## Flowchart: Data Processing Pipeline for LLM-Based Systems
### Overview
The flowchart illustrates a three-stage pipeline for processing data in LLM-based systems: **Raw Data Collection**, **Distilling**, and **Rejection Sampling**. Each stage includes specific components and rules for data handling, quality control, and filtering.
---
### Components/Axes
#### 1. Raw Data Collection
- **Domain**: Math, Code, Science, Chat
- **Collection Rules**:
- **Information**: Reference Answer, Test Case, Ground Truth
- **Response With Reasoning Chains**:
- Sources: NuminaMath, Codeforces, OpenMathR1, Orca, APPS, Natural Reasoning, CodeContest
#### 2. Distilling
- **Dedup**:
- Embedding Model (m3e/gte/bge...)
- Similarity Engine (faiss/tr...)
- w/o reference answer test case
- **DeepSeek-R1 Distilling**:
- Select Rules: Difficulty, Quality, Language, Category
#### 3. Rejection Sampling
- **Rule-Based**:
- Ngram/Length/Format
- Safety
- LLM-as-a-judge
- **Model-Based**:
- Reward Model: correctness/verbosity/coherence/complexity/helpfulness
- Verify-Based: Code sandbox, Math verify
---
### Detailed Analysis
#### Raw Data Collection
- **Domain**: Broad categorization of data sources (Math, Code, Science, Chat).

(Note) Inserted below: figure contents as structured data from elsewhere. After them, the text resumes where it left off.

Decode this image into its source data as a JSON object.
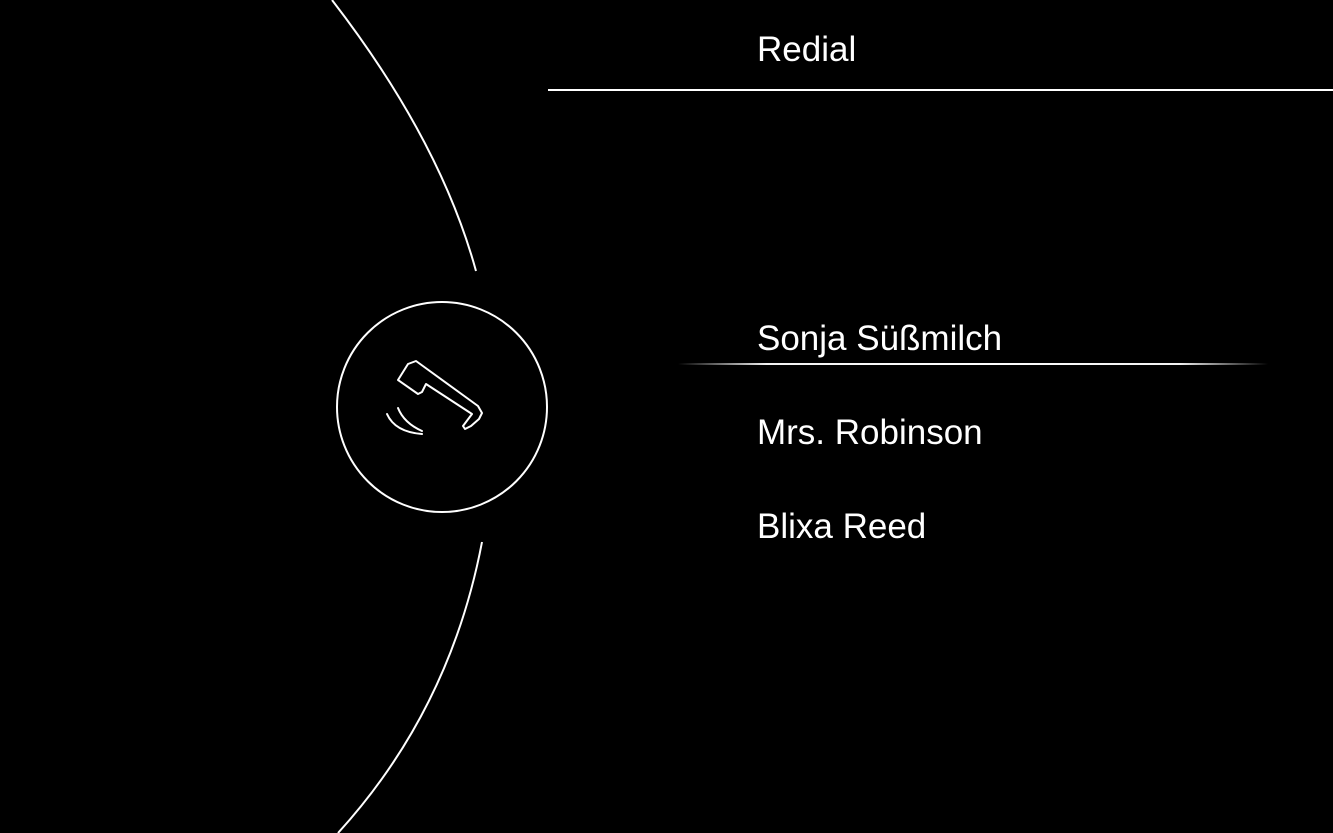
{
  "header": {
    "title": "Redial"
  },
  "call_button": {
    "icon": "phone-redial-icon"
  },
  "contacts": [
    {
      "name": "Sonja Süßmilch",
      "selected": true
    },
    {
      "name": "Mrs. Robinson",
      "selected": false
    },
    {
      "name": "Blixa Reed",
      "selected": false
    }
  ],
  "colors": {
    "background": "#000000",
    "foreground": "#ffffff"
  }
}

- **Information**: Focuses on structured data (Reference Answer, Test Case, Ground Truth).
- **Response With Reasoning Chains**: Aggregates outputs from diverse LLM benchmarks (e.g., NuminaMath for math, Codeforces for coding).
#### Distilling
- **Dedup**:
- Uses embeddings (e.g., m3e/gte/bge) and similarity engines (faiss/tr) to remove duplicates.
- Excludes test cases without reference answers.
- **DeepSeek-R1 Distilling**:
- Applies **Select Rules** to refine data based on difficulty, quality, language, and category.
#### Rejection Sampling
- **Rule-Based**:
- Filters data using syntactic rules (Ngram/Length/Format) and safety checks.
- Employs LLM-as-a-judge for qualitative assessment.
- **Model-Based**:
- Uses a **Reward Model** to evaluate data on correctness, verbosity, coherence, complexity, and helpfulness.
- Verifies code and math solutions via sandboxing and automated checks.
---
### Key Observations
1. **Data Flow**: Raw data is collected, distilled to remove redundancy and improve quality, then filtered using hybrid rule/model-based methods.
2. **Hybrid Approach**: Combines rule-based (e.g., safety checks) and model-based (e.g., reward model) rejection criteria.
3. **Domain-Specific Tools**: Tools like Codeforces and OpenMathR1 suggest domain-specific data collection.
4. **DeepSeek-R1 Integration**: Indicates a focus on iterative refinement using specialized distillation techniques.
---
### Interpretation
This pipeline emphasizes **quality assurance** at every stage:
- **Raw Data Collection** ensures diverse, domain-specific inputs.
- **Distilling** refines data by removing duplicates and applying domain-specific rules.
- **Rejection Sampling** acts as a final gatekeeper, using both rigid rules (e.g., format constraints) and nuanced model evaluations (e.g., helpfulness).
The use of **DeepSeek-R1** in the Distilling stage suggests an emphasis on iterative improvement, while the **Reward Model** in Rejection Sampling highlights a focus on multi-dimensional data quality metrics. The pipeline likely aims to balance efficiency (via rule-based filtering) and accuracy (via model-based evaluation) in LLM training or inference workflows.